SARS-CoV-2: pathogenesis, therapeutics, variants, and vaccines

Abstract

Coronavirus disease 2019 (COVID-19), caused by severe acute respiratory syndrome coronavirus 2 (SARS-CoV-2), emerged in December 2019 with staggering economic fallout and human suffering. The unique structure of SARS-CoV-2 and its underlying pathogenic mechanism were responsible for the global pandemic. In addition to the direct damage caused by the virus, SARS-CoV-2 triggers an abnormal immune response leading to a cytokine storm, culminating in acute respiratory distress syndrome and other fatal diseases that pose a significant challenge to clinicians. Therefore, potential treatments should focus not only on eliminating the virus but also on alleviating or controlling acute immune/inflammatory responses. Current management strategies for COVID-19 include preventative measures and supportive care, while the role of the host immune/inflammatory response in disease progression has largely been overlooked. Understanding the interaction between SARS-CoV-2 and its receptors, as well as the underlying pathogenesis, has proven to be helpful for disease prevention, early recognition of disease progression, vaccine development, and interventions aimed at reducing immunopathology have been shown to reduce adverse clinical outcomes and improve prognosis. Moreover, several key mutations in the SARS-CoV-2 genome sequence result in an enhanced binding affinity to the host cell receptor, or produce immune escape, leading to either increased virus transmissibility or virulence of variants that carry these mutations. This review characterizes the structural features of SARS-CoV-2, its variants, and their interaction with the immune system, emphasizing the role of dysfunctional immune responses and cytokine storm in disease progression. Additionally, potential therapeutic options are reviewed, providing critical insights into disease management, exploring effective approaches to deal with the public health crises caused by SARS-CoV-2.

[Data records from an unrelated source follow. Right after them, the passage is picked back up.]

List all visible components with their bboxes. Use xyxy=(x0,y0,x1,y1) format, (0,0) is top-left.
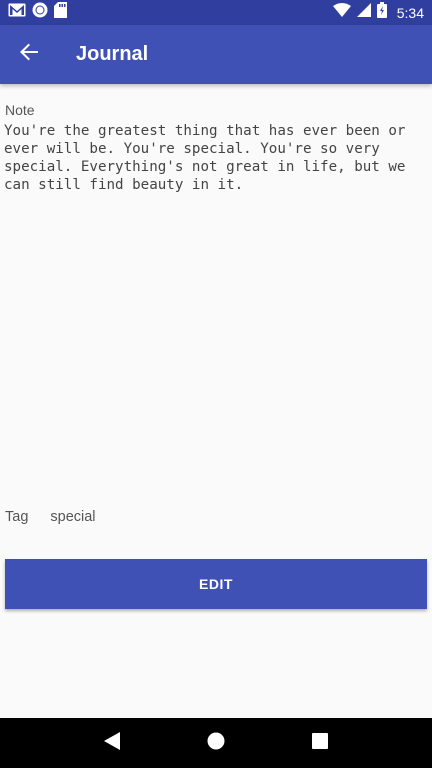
status-bar: 5:34 xyxy=(0,0,432,25)
home-circle-icon xyxy=(207,732,225,755)
status-right-icons: 5:34 xyxy=(332,2,424,23)
note-text: You're the greatest thing that has ever … xyxy=(4,123,415,193)
nav-home-button[interactable] xyxy=(196,723,236,763)
signal-icon xyxy=(356,3,371,22)
app-bar: Journal xyxy=(0,25,432,84)
tag-row: Tag special xyxy=(5,509,96,525)
sd-card-icon xyxy=(54,2,67,23)
navigation-bar xyxy=(0,718,432,768)
tag-label: Tag xyxy=(5,509,29,525)
recents-square-icon xyxy=(312,732,328,754)
back-button[interactable] xyxy=(0,26,58,84)
nav-back-button[interactable] xyxy=(92,723,132,763)
gmail-icon xyxy=(8,3,26,22)
status-left-icons xyxy=(8,2,67,23)
note-label: Note xyxy=(5,102,35,118)
nav-recents-button[interactable] xyxy=(300,723,340,763)
back-triangle-icon xyxy=(104,731,120,755)
arrow-back-icon xyxy=(20,43,38,66)
battery-icon xyxy=(376,2,387,23)
wifi-icon xyxy=(332,3,351,22)
page-title: Journal xyxy=(76,43,149,65)
circle-app-icon xyxy=(32,2,48,23)
tag-value: special xyxy=(50,509,96,525)
journal-content: Note You're the greatest thing that has … xyxy=(0,84,432,718)
edit-button[interactable]: EDIT xyxy=(5,559,427,609)
status-time: 5:34 xyxy=(396,4,424,21)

Keywords: COVID-19; SARS-CoV-2; cytokine storm; immunity; treatment; vaccine; variants.

Figure 1

The function of the renin-angiotensin system (RAS). Angiotensin II predominantly exerts its role via activating the AT1 receptor, whereas angiotensin (1-7) [Ang (1-7)] binds to the Mas receptor to exert the opposing effects. The final homeostatic effect of the RAS depends on the balance of the angiotensin-converting enzyme (ACE)/angiotensin II (Ang II)/AT1R axis with the ACE2/Ang (1-7)/Mas receptor axis.

Figure 2

SARS-CoV-2 entry and immune activation. SARS-CoV-2 enters the cell by binding to angiotensin-converting enzyme 2 (ACE2) through transmembrane serine protease 2 (TMPRSS2)-enhanced endocytosis. Furin can also facilitate viral entry. The pathogen-associated molecular patterns (PAMPs) of SARS-CoV-2 are recognized by endosomal pattern recognition receptors, including Toll-like receptors (TLRs), which activate interferon regulatory factor (IRF) genes and nuclear factor kappa B (NF-κB). Pyroptosis of host cells releases damage-associated molecular patterns (DAMPs), which neighboring epithelial cells, endothelial cells, and alveolar macrophages recognize, triggering the production of pro-inflammatory cytokines and chemokines, such as interleukin (IL)-6, interferon γ-induced protein 10 (IP-10), macrophage inflammatory protein 1α (MIP1α), MIP1β and monocyte chemoattractant protein 1 (MCP1). These cytokines and chemokines attract monocytes, macrophages, and T cells to the site of infection, promoting further inflammation and establishing a pro-inflammatory feedback loop.

Figure 3

Immunopathology of SARS-CoV-2 infection. Patients with mild to moderate COVID-19 can clear the virus with a healthy immune response, while those with severe infection show immune dysfunction, characterized by relatively increased levels of neutrophils and monocytes and decreased levels of effector T lymphocytes. SARS-CoV-2 infection induces an excess of cytokines, which contribute to hyper-inflammation as constituents of the “cytokine storm” in severe disease (e.g., IL-6, IP-10, IL-1β, TNF-α, and MCP-1), whereas others are particularly important for viral clearance in mild to moderate disease (e.g., IFN-α and IFN-γ). SARS-CoV-2 infection also induces the release of neutrophil extracellular traps (NETs), and excessive formation of NETs leads to a strong pro-coagulant response. Lymphopenia may be caused by hemophagocytosis, reduced hematopoiesis and increased apoptosis/pyroptosis.